If I do a “chown -R javi:users /mnt/user/sync/JaviPhone” I can access that folder from Windows and that part is fine, but then I break Syncthing, and the folder shows up as disconnected. Changing again the user makes the situation back to the original, but that’s not an ideal solution.
I wonder if there’s a solution for this: the rest of the Windows network drive works well with that user:group, so I’d like to keep it that way and be able to configure syncthing to use those owners.
On Unix/Linux systems, generally speaking only a user with root privileges can assign ownership of a file/directory to another user, so it’s outside of Syncthing’s control.
Assuming that making everything in the network share world readable/writable isn’t desirable…
Run separate Syncthing instances for each user. (Cleanest and simplest solution.)
Make the directories and files group writable and have Syncthing part of the users group. (It doesn’t solve the requirement that new files/directories be specifically owned by specific users, but it does solve the multi-user access requirement.)
Depending on the filesystem for the storage volumes on the Unraid server, use access control lists (e.g. setfacl) to grant Syncthing read/write access to users’ files. (Doesn’t solve the specific user ownership requirement.)
Since Windows is most likely accessing the network shares via SMB (with Samba on the Unraid server) – spoof the ownership.
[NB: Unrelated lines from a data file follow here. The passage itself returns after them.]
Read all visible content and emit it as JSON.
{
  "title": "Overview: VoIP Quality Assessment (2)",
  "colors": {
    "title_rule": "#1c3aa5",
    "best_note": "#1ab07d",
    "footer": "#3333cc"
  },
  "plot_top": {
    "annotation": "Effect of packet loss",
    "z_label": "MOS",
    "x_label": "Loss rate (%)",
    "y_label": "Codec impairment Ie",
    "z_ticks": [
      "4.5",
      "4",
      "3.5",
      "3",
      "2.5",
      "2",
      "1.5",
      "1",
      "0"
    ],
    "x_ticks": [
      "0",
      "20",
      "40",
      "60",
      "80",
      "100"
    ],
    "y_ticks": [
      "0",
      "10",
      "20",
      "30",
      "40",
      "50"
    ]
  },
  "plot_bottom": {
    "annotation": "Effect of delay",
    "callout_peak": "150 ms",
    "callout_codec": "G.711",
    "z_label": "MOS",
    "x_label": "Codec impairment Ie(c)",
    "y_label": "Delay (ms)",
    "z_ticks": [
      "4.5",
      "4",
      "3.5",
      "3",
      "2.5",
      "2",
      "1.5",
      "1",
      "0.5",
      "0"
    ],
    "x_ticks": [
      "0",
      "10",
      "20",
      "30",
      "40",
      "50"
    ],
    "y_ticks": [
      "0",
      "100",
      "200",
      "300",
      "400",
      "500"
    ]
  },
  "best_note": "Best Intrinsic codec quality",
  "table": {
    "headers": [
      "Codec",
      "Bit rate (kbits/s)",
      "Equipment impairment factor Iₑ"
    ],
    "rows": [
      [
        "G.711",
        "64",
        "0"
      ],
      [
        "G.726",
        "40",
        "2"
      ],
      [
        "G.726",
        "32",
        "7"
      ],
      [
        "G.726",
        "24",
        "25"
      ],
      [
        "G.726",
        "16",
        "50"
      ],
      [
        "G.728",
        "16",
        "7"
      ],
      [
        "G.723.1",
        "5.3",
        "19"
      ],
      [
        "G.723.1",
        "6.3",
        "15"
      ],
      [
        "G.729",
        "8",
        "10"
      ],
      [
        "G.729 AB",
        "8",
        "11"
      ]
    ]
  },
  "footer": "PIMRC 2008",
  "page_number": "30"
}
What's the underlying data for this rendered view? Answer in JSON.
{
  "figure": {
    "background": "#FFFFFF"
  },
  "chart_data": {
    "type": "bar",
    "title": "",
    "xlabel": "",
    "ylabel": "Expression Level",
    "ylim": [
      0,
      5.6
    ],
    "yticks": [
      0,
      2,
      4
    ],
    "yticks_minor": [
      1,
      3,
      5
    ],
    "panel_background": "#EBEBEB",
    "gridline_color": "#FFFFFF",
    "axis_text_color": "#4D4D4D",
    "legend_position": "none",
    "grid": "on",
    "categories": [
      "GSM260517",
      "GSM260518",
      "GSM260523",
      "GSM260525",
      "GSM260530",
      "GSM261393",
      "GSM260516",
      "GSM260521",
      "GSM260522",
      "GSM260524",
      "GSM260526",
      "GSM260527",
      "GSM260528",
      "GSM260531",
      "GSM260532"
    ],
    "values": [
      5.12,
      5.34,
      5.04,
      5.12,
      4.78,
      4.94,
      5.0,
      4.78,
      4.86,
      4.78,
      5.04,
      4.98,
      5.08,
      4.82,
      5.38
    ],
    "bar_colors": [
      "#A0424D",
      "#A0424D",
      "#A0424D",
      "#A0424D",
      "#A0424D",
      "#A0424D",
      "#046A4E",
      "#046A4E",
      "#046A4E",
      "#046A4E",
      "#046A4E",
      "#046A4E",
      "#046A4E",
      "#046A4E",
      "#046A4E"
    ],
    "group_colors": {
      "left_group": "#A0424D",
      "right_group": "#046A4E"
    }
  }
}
Combine force user and force group parameters in Samba so that Syncthing owns all of the target files and directories. From a Windows user’s perspective, they “own” their files and folders along with authenticating to access network shares, but behind-the-scenes, Syncthing owns everything. (No need to manage multiple Syncthing instances.)
You didn’t mention how Syncthing is being run which could affect the suggestions above.
Thanks, I’ll try the last one first and see what hapens. Syncthing is being run on a Docker container in Unraid, and the mobile phone is an Android one with the Syncthing app installed and running. I don’t know if you need more details.
As for the first solution, I don’t know if I can run instances in my case as you mention (the way it’s running could affect that suggestion), but the Windows and SMB idea could be the way to solve this.
It’s more complicated to set up compared to tweaking Samba, but it’s not difficult to run multiple Syncthing instances inside a Docker container. Additional users just need to be created in the container matching the users outside of the container.